Властитель Эрадараса промолчал. Я же, глядя в даль, на остатки обрушенной нами с миром крепости, спросила:
– Откуда Кьяр знает этого высшего? И кто он? Помимо титула, естественно.
Кесарь ответил задумчивым:
– Насколько мне удалось понять – бог, погоревший на чувствах к ночной дриаде.
Удивленно посмотрела на кесаря.
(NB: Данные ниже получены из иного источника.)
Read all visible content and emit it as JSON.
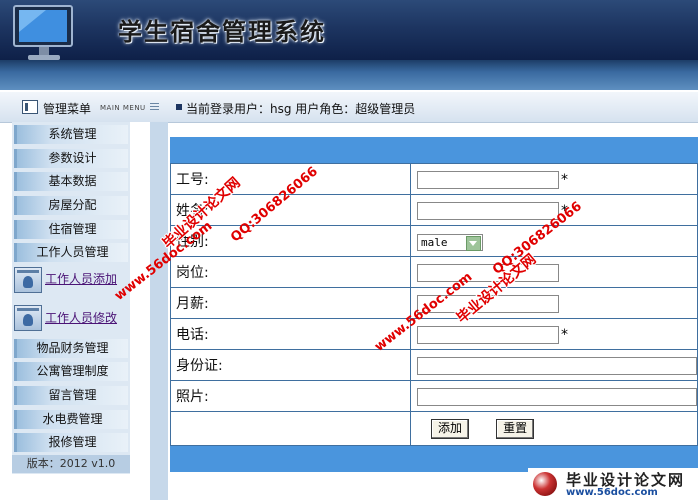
{
  "header": {
    "title": "学生宿舍管理系统"
  },
  "infobar": {
    "menu_title": "管理菜单",
    "menu_title_en": "MAIN MENU",
    "login_info": "当前登录用户：hsg  用户角色：超级管理员"
  },
  "sidebar": {
    "items_top": [
      "系统管理",
      "参数设计",
      "基本数据",
      "房屋分配",
      "住宿管理",
      "工作人员管理"
    ],
    "icon_items": [
      "工作人员添加",
      "工作人员修改"
    ],
    "items_bottom": [
      "物品财务管理",
      "公寓管理制度",
      "留言管理",
      "水电费管理",
      "报修管理"
    ],
    "version": "版本：2012 v1.0"
  },
  "form": {
    "fields": [
      {
        "label": "工号:",
        "value": "",
        "required": "*"
      },
      {
        "label": "姓名:",
        "value": "",
        "required": "*"
      },
      {
        "label": "性别:",
        "value": "male",
        "required": ""
      },
      {
        "label": "岗位:",
        "value": "",
        "required": ""
      },
      {
        "label": "月薪:",
        "value": "",
        "required": ""
      },
      {
        "label": "电话:",
        "value": "",
        "required": "*"
      },
      {
        "label": "身份证:",
        "value": "",
        "required": ""
      },
      {
        "label": "照片:",
        "value": "",
        "required": ""
      }
    ],
    "add_button": "添加",
    "reset_button": "重置"
  },
  "watermarks": {
    "cn": "毕业设计论文网",
    "url": "www.56doc.com",
    "qq": "QQ:306826066"
  },
  "brand": {
    "cn": "毕业设计论文网",
    "url": "www.56doc.com"
  },
  "colors": {
    "header_dark": "#0e2048",
    "form_bar": "#4a95dd",
    "sidebar_bg": "#dde8f3",
    "watermark": "#e00000"
  }
}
Араэден, поведя плечом, усмехнулся и произнес:
– Даже сильнейшие из нас гибнут, если сражаться приходится с собственными чувствами.
Из этого я вычленила главное:
– «Бог», «сильнейшие из нас»… И как давно вы решили причислить нас к богам, мой кесарь?
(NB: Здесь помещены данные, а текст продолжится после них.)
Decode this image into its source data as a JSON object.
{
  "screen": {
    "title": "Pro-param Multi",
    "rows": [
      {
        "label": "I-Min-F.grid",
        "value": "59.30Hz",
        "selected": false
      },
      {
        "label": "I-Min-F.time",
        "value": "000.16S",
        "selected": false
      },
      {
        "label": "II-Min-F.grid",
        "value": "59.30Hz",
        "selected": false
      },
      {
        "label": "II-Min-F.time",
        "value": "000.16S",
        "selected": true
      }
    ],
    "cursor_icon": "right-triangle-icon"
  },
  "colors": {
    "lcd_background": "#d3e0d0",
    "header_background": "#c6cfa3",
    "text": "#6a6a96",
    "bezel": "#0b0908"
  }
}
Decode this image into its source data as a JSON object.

Пресветлый едва заметно улыбнулся и иронично поинтересовался:
– Желаешь страстного признания в любви?
– Избави Великий Белый дух! – мгновенно отказалась я. – Поверьте, ваши чувства в принципе последнее, с чем бы я желала столкнуться!
Он усмехнулся.
Я же, поправив растрепавшиеся волосы, уточнила:
– Так что с этим Угнаром? Бог спустился с небес ради любимой и тем самым загубил свое царствие, ибо жадные и продажные советники разворовали к гоблинам всю казну?
Кесарь посмотрел на меня очень странно и, кажется, с трудом сдержал улыбку.
– Нет, все было не так? – поняла я. – Мм-м… бог ради любимой оставил царствие, и оно развалилось само под гнетом невыполненных государственных обязанностей?
Улыбка императора стала шире.
– Опять не то? – возмутилась я. – Но послушайте, судя по одежде его воинства, им там толком уже даже шить некому, что в принципе неудивительно – где швейная игла и где ночная дриада. К слову, учитывая голодный вид высшего воинства, и повариха из этой дриады такая же, как и швея. Я полагаю, ему в принципе не стоило укладывать свое царствие к ее ногам, она определенно не умеет править.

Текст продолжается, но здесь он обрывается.